Самая известная часть седьмой симфонии – первая. Её тема расшифровывается сегодня как тема нашествия. Но она была написана гораздо раньше – ещё в конце тридцатых годов и с войной никак не связана. Не исполняя и не публикуя её, Шостакович показывал эти вариации, в форме которых написан Эпизод нашествия седьмой симфонии, друзьям и ученикам.
Вероятнее всего, он предполагал, что главная тема будет неминуемо ассоциироваться с царящим в СССР внутреннем насилием разворачивающегося большого террора. С началом войны эти ассоциации можно было безопасно канализировать на внешнего врага.
Таким образом, общемировая проблема тоталитарного нашествия внешне была сведена к чисто военному наступлению фашистских вооруженных сил, выраженных нотами. А что скрыто между ними – Бог весть! Интонацию к делу не пришьёшь. Таким образом, Дмитрий Шостакович легализовал одно из самых ярких музыкальных обличений тоталитаризма, в том числе и советского розлива.
По-настоящему военной симфонией Дмитрия Шостаковича следует считать Восьмую, написанную за два летних месяца 1943 года. Не случайно Владимир Юровский выбрал для завершения грандиозного проекта «Война и мир» в рамках своего цикла просветительских концертов «Владимир Юровский дирижирует и рассказывает «Истории с оркестром» в 2015 году именно Восьмую симфонию Д. Шостаковича.
Вернее, это не военная, а антивоенная симфония. Симфония о том, к чему приводят войны. Это пророчество. Шостакович предсказывает не от идеи, что война — это плохо. Скорее всего, Шостакович сам не отдавал себе отчета, что он пророчит, он говорит не от себя.

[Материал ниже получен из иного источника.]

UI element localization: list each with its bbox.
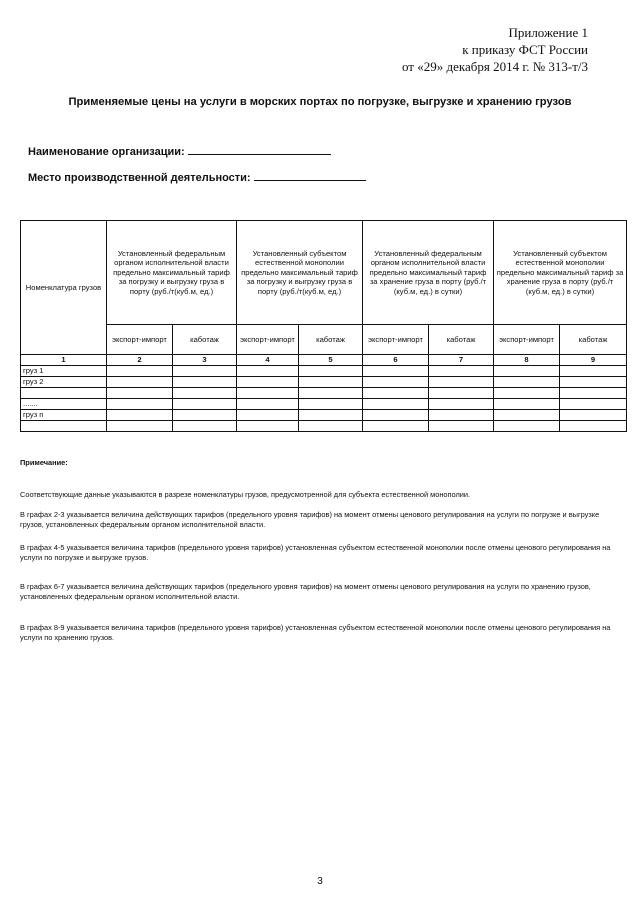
- column-number: 6: [363, 355, 429, 366]
- table-cell: [363, 376, 429, 387]
- table-cell: [173, 398, 237, 409]
- table-cell: [237, 409, 299, 420]
- table-cell: [494, 365, 560, 376]
- table-cell: [299, 420, 363, 431]
- table-cell: [237, 376, 299, 387]
- table-cell: [173, 376, 237, 387]
- tariff-table: [20, 220, 627, 432]
- column-number-row: [21, 355, 627, 366]
- table-cell: [299, 387, 363, 398]
- table-cell: [237, 365, 299, 376]
- note-paragraph: В графах 8-9 указывается величина тарифов (предельного уровня тарифов) установленная субъектом естественной монополии после отмены ценового регулирования на услуги по хранению грузов.: [20, 623, 611, 642]
- table-cell: [494, 376, 560, 387]
- table-cell: [494, 409, 560, 420]
- table-cell: [107, 376, 173, 387]
- table-cell: [560, 409, 627, 420]
- column-number: 5: [299, 355, 363, 366]
- cargo-name-cell: груз 2: [21, 376, 107, 387]
- table-header-row: [21, 221, 627, 325]
- group-header-federal-loading: Установленный федеральным органом исполнительной власти предельно максимальный тариф за погрузку и выгрузку груза в порту (руб./т(куб.м, ед.): [107, 221, 237, 325]
- appendix-header: [402, 24, 588, 75]
- subheader-export-import: экспорт-импорт: [107, 325, 173, 355]
- subheader-cabotage: каботаж: [429, 325, 494, 355]
- group-header-monopoly-storage: Установленный субъектом естественной монополии предельно максимальный тариф за хранение груза в порту (руб./т (куб.м, ед.) в сутки): [494, 221, 627, 325]
- table-cell: [560, 365, 627, 376]
- notes-heading: Примечание:: [20, 458, 68, 467]
- table-row: [21, 387, 627, 398]
- subheader-cabotage: каботаж: [299, 325, 363, 355]
- table-cell: [237, 420, 299, 431]
- table-cell: [173, 420, 237, 431]
- page-number: 3: [317, 876, 323, 887]
- table-cell: [363, 387, 429, 398]
- table-cell: [429, 387, 494, 398]
- table-cell: [494, 398, 560, 409]
- note-paragraph: В графах 4-5 указывается величина тарифов (предельного уровня тарифов) установленная субъектом естественной монополии после отмены ценового регулирования на услуги по погрузке и выгрузке грузов.: [20, 543, 611, 562]
- group-header-monopoly-loading: Установленный субъектом естественной монополии предельно максимальный тариф за погрузку и выгрузку груза в порту (руб./т(куб.м, ед.): [237, 221, 363, 325]
- table-row: [21, 420, 627, 431]
- cargo-name-cell: .......: [21, 398, 107, 409]
- table-cell: [363, 398, 429, 409]
- table-cell: [173, 387, 237, 398]
- table-row: [21, 398, 627, 409]
- cargo-nomenclature-header: Номенклатура грузов: [21, 221, 107, 355]
- table-cell: [107, 409, 173, 420]
- column-number: 2: [107, 355, 173, 366]
- organization-blank-line: [188, 144, 331, 155]
- table-cell: [560, 398, 627, 409]
- subheader-export-import: экспорт-импорт: [494, 325, 560, 355]
- table-cell: [173, 409, 237, 420]
- table-cell: [299, 409, 363, 420]
- place-field: [28, 170, 366, 184]
- column-number: 3: [173, 355, 237, 366]
- column-number: 1: [21, 355, 107, 366]
- table-cell: [363, 365, 429, 376]
- place-blank-line: [254, 170, 366, 181]
- table-cell: [494, 420, 560, 431]
- table-row: [21, 376, 627, 387]
- note-paragraph: В графах 6-7 указывается величина действующих тарифов (предельного уровня тарифов) на момент отмены ценового регулирования на услуги по хранению грузов, установленных федеральным органом исполнительной власти.: [20, 582, 591, 601]
- table-cell: [107, 420, 173, 431]
- note-paragraph: Соответствующие данные указываются в разрезе номенклатуры грузов, предусмотренной для субъекта естественной монополии.: [20, 490, 471, 499]
- table-cell: [429, 409, 494, 420]
- table-cell: [173, 365, 237, 376]
- table-cell: [299, 398, 363, 409]
- table-cell: [560, 420, 627, 431]
- table-cell: [429, 365, 494, 376]
- place-label: Место производственной деятельности:: [28, 172, 251, 184]
- column-number: 4: [237, 355, 299, 366]
- cargo-name-cell: [21, 387, 107, 398]
- subheader-export-import: экспорт-импорт: [237, 325, 299, 355]
- table-cell: [560, 376, 627, 387]
- document-title: Применяемые цены на услуги в морских портах по погрузке, выгрузке и хранению грузов: [68, 96, 572, 108]
- appendix-line-2: к приказу ФСТ России: [462, 42, 588, 57]
- table-cell: [494, 387, 560, 398]
- table-row: [21, 409, 627, 420]
- table-cell: [299, 376, 363, 387]
- subheader-cabotage: каботаж: [560, 325, 627, 355]
- table-subheader-row: [21, 325, 627, 355]
- cargo-name-cell: груз 1: [21, 365, 107, 376]
- table-cell: [429, 376, 494, 387]
- subheader-export-import: экспорт-импорт: [363, 325, 429, 355]
- table-cell: [429, 420, 494, 431]
- subheader-cabotage: каботаж: [173, 325, 237, 355]
- column-number: 8: [494, 355, 560, 366]
- column-number: 7: [429, 355, 494, 366]
- table-cell: [237, 387, 299, 398]
- appendix-line-1: Приложение 1: [508, 25, 588, 40]
- cargo-name-cell: груз n: [21, 409, 107, 420]
- table-row: [21, 365, 627, 376]
- table-cell: [237, 398, 299, 409]
- table-cell: [363, 420, 429, 431]
- column-number: 9: [560, 355, 627, 366]
- group-header-federal-storage: Установленный федеральным органом исполнительной власти предельно максимальный тариф за хранение груза в порту (руб./т (куб.м, ед.) в сутки): [363, 221, 494, 325]
- table-cell: [107, 365, 173, 376]
- organization-label: Наименование организации:: [28, 146, 185, 158]
- table-cell: [429, 398, 494, 409]
- appendix-line-3: от «29» декабря 2014 г. № 313-т/3: [401, 59, 588, 74]
- table-cell: [363, 409, 429, 420]
- note-paragraph: В графах 2-3 указывается величина действующих тарифов (предельного уровня тарифов) на момент отмены ценового регулирования на услуги по погрузке и выгрузке грузов, установленных федеральным органом исполнительной власти.: [20, 510, 600, 529]
- table-cell: [299, 365, 363, 376]
- table-cell: [107, 387, 173, 398]
- table-cell: [107, 398, 173, 409]
- organization-field: [28, 144, 331, 158]
- table-cell: [560, 387, 627, 398]
- cargo-name-cell: [21, 420, 107, 431]
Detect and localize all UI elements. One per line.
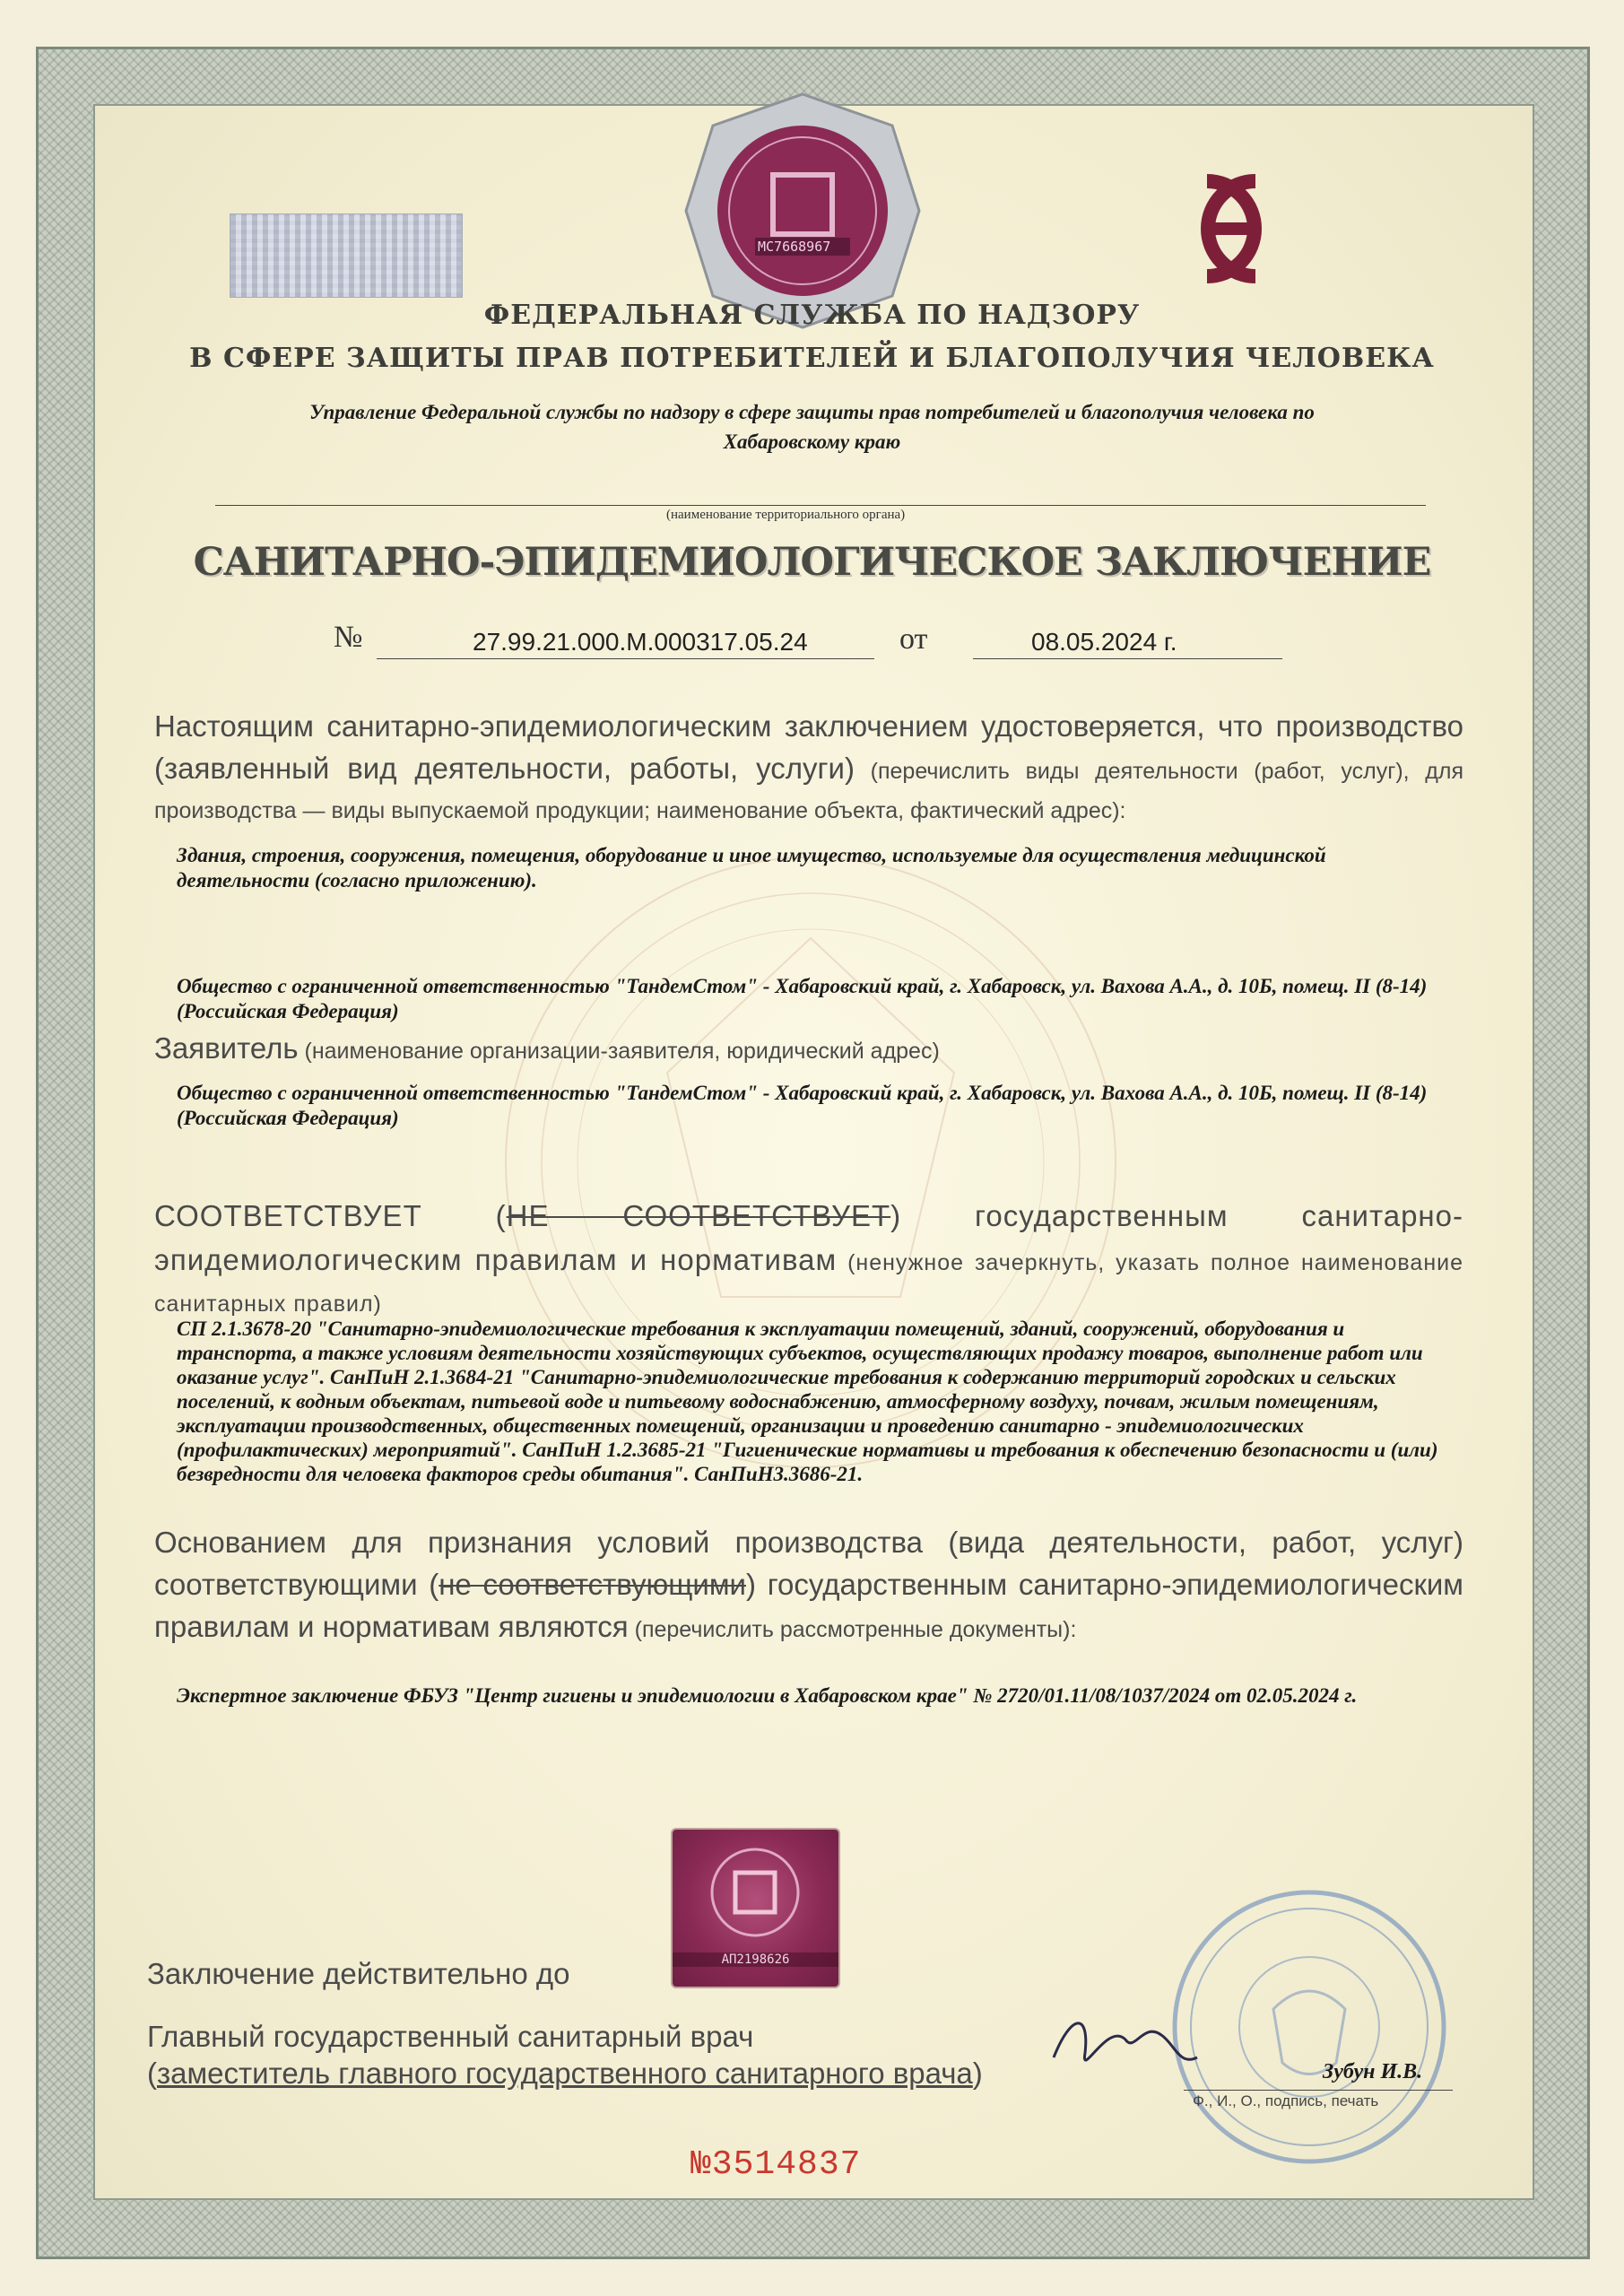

Как через древнеримскую Сивиллу вещают боги, те же боги водили его пером, когда он писал, именно писал, а не сочинял свои симфонии. Сочиняло их Некто Высшее. И гениальность любого автора в том, чтобы услышать то, что диктует это Высшее и максимально точно изложить это теми средствами, тем языком, которым автор владеет: словом – если он литератор, кистью – если он художник, нотами – если он композитор…
Мне кажется, что музыка наиболее универсальный язык, которым владеет человечество, которым можно передать то, что диктуется Небом. Я считаю, что именно Дмитрий Шостакович из всех художников дал своей музыкой наиболее полный и точный портрет ХХ века – эпохи, в которую мы все жили.
Синтез музыки и душ: артисты Госоркестра – о служении, традициях и лидерах
Более того, Шостакович был ещё и пророком. Так в Восьмой симфонии он, конечно не вербально, но эмоционально предрекает: не стоит надеяться, что после войны наступит благоденствие и «благорастворение воздухов». Он предвидит толпы советских военнопленных попадающие из немецких концлагерей в сталинские, и постановление 1948 года, и убийство Михоэлса и всего еврейского «Антифашистского комитета», и «Дело врачей» и что возврат репрессий 37-38 гг реален…
Но сегодня становится ясно, что Шостакович пророчил намного дальше, в день сегодняшний. Что милитаристская риторика власти вызывает из небытия страшные духи истории и появляются памятники Ивану Грозному, выкапываются бюсты Сталина.
И вновь пророками оказываются деятели культуры. Я имею в виду Александра Галича. Это он предрекал в песне «Ночной дозор» про бюсты вождя всех народов:
«Им бы, гипсовым, человечины
они вновь обретут величие».
Ошибся даже мудрый Григорий Померанц, который в середине 60-х годов сказал, что нельзя облачить разоблаченного кумира. Сегодня мы видим, как такое облачение не только возможно, но и происходит реально.
Владимир Юровский слышит это и посему сегодняшнее его великолепное исполнение Восьмой симфонии Шостаковича прозвучало страшнее, чем полтора года назад, 17 июня 2015 года. И сегодня мало кто слышит это в музыке Шостаковича, даже среди тех, кто вообще может что-то слышать и хоть как-то изложить это словами.